Itertools stop characters repeating in a row

Question

I wrote the following code to make all strings of 20 characters long with combinations of A, T, G and C.

However, I would like to avoid more than 3 of the same characters in a row, so I added an if function to check for this. The trouble is, this is after the itertools code, so it's a bit slow. I wonder whether there is a way to use itertools to produce this result without having to run itertools and then an if function?

import sys
import itertools
import re

x = ["A","T","G","C"]
for i in itertools.product(x, repeat=20):
        i = "".join(i)
        if re.search(r"(\w)\1\1",i):
                continue
        else:
                sys.stdout.write(i)

Answer 1

At face value, the question appears to be asking this:

How can I filter this enormous list of strings without the pain of having to construct the whole list first?

The answer to that is: you're already doing it! The things in itertools produce lazily-generated sequences that are constructed iteratively. So your existing code is not producing an enormous list of billions of strings.

But there's a possibly more interesting question you might be wanting to ask:

If I generate the triplet-free strings by generating all the strings and filtering out the ones with triplets in, my code is having to do extra work because most of the strings generated will have triplets in them. Suppose the strings are generated in lexicographic order; then the first 4**17 of them will begin AAA, and we really ought to be able to skip over all of those. How can we do better?

Unfortunately, if you want to do this then you will have to write your own code to do it; itertools doesn't offer this sort of "pattern-filtered product" functionality.

It might look something like this:

# generate all n-tuples with the property that their k-th element
# is one of the things returned by successors(initial (k-1)-tuple).
# So e.g. the first element is one of the things returned by
# successors(()).
def restricted_tuples(successors, n):
    assert(n>=0)
    if n==0:
        for t in successors(()): yield (t,)
    else:
        for start in restricted_tuples(successors, n-1):
            for t in successors(start): yield start+(t,)

def successors_no_triples(start, alphabet):
    if len(start)<2 or start[-1] != start[-2]:
        for t in alphabet: yield t
    else:
        banned = start[-1]
        for t in alphabet:
            if t != banned: yield t

print([''.join(x) for x in restricted_tuples(lambda start: successors_no_triples(start,'ABC'), 5)])

The print at the end is illustrative only.
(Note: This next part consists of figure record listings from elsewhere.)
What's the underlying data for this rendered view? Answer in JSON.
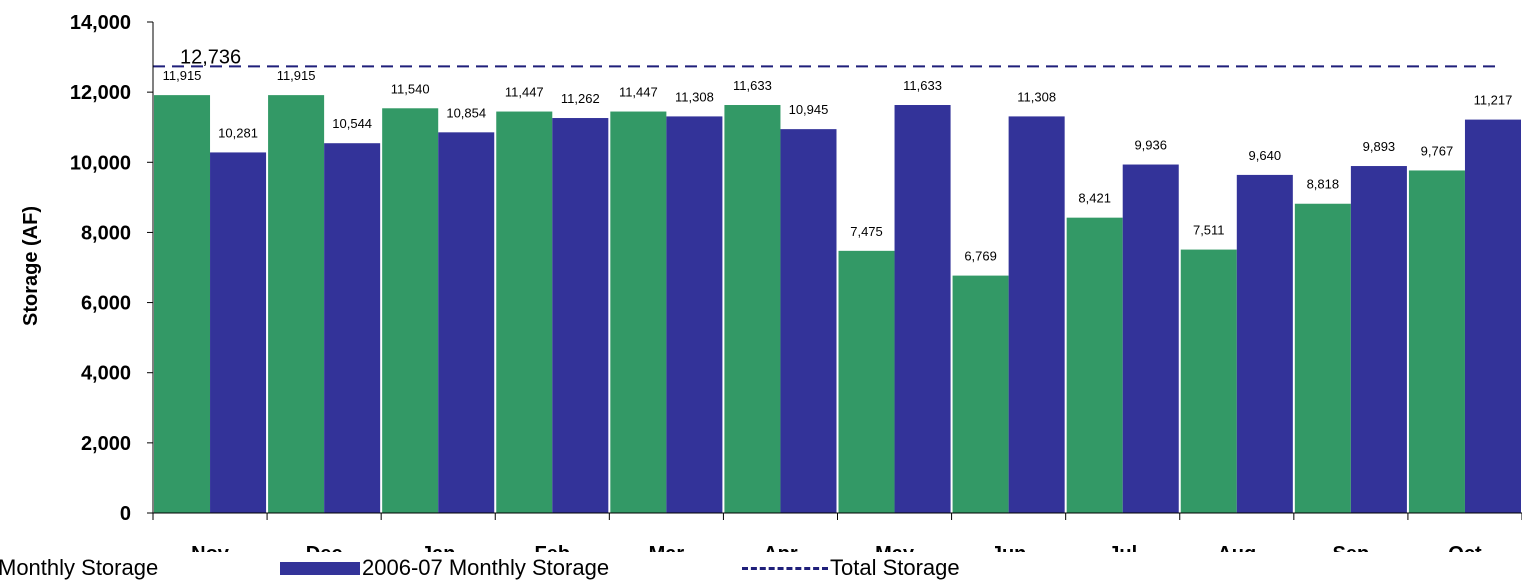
{
  "chart_data": {
    "type": "bar",
    "ylabel": "Storage (AF)",
    "ylim": [
      0,
      14000
    ],
    "yticks": [
      "0",
      "2,000",
      "4,000",
      "6,000",
      "8,000",
      "10,000",
      "12,000",
      "14,000"
    ],
    "categories": [
      "Nov",
      "Dec",
      "Jan",
      "Feb",
      "Mar",
      "Apr",
      "May",
      "Jun",
      "Jul",
      "Aug",
      "Sep",
      "Oct"
    ],
    "series": [
      {
        "name": "Monthly Storage",
        "color": "#339966",
        "values": [
          11915,
          11915,
          11540,
          11447,
          11447,
          11633,
          7475,
          6769,
          8421,
          7511,
          8818,
          9767
        ],
        "labels": [
          "11,915",
          "11,915",
          "11,540",
          "11,447",
          "11,447",
          "11,633",
          "7,475",
          "6,769",
          "8,421",
          "7,511",
          "8,818",
          "9,767"
        ]
      },
      {
        "name": "2006-07 Monthly Storage",
        "color": "#333399",
        "values": [
          10281,
          10544,
          10854,
          11262,
          11308,
          10945,
          11633,
          11308,
          9936,
          9640,
          9893,
          11217
        ],
        "labels": [
          "10,281",
          "10,544",
          "10,854",
          "11,262",
          "11,308",
          "10,945",
          "11,633",
          "11,308",
          "9,936",
          "9,640",
          "9,893",
          "11,217"
        ]
      }
    ],
    "reference_line": {
      "name": "Total Storage",
      "value": 12736,
      "label": "12,736",
      "color": "#1f1f7a",
      "style": "dashed"
    },
    "legend_position": "bottom",
    "grid": false
  }
}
If you wanted to print out all the billions of strings from the original questioner's case, you'd do better to iterate over the sequence generated by restricted_tuples and stringify-and-print each one separately.

Incidentally, the number of length-20 sequences on 4 letters with this property turns out to be 415,289,569,968. You'll be waiting a while if you try to generate them all, especially if you actually want to do anything with each one.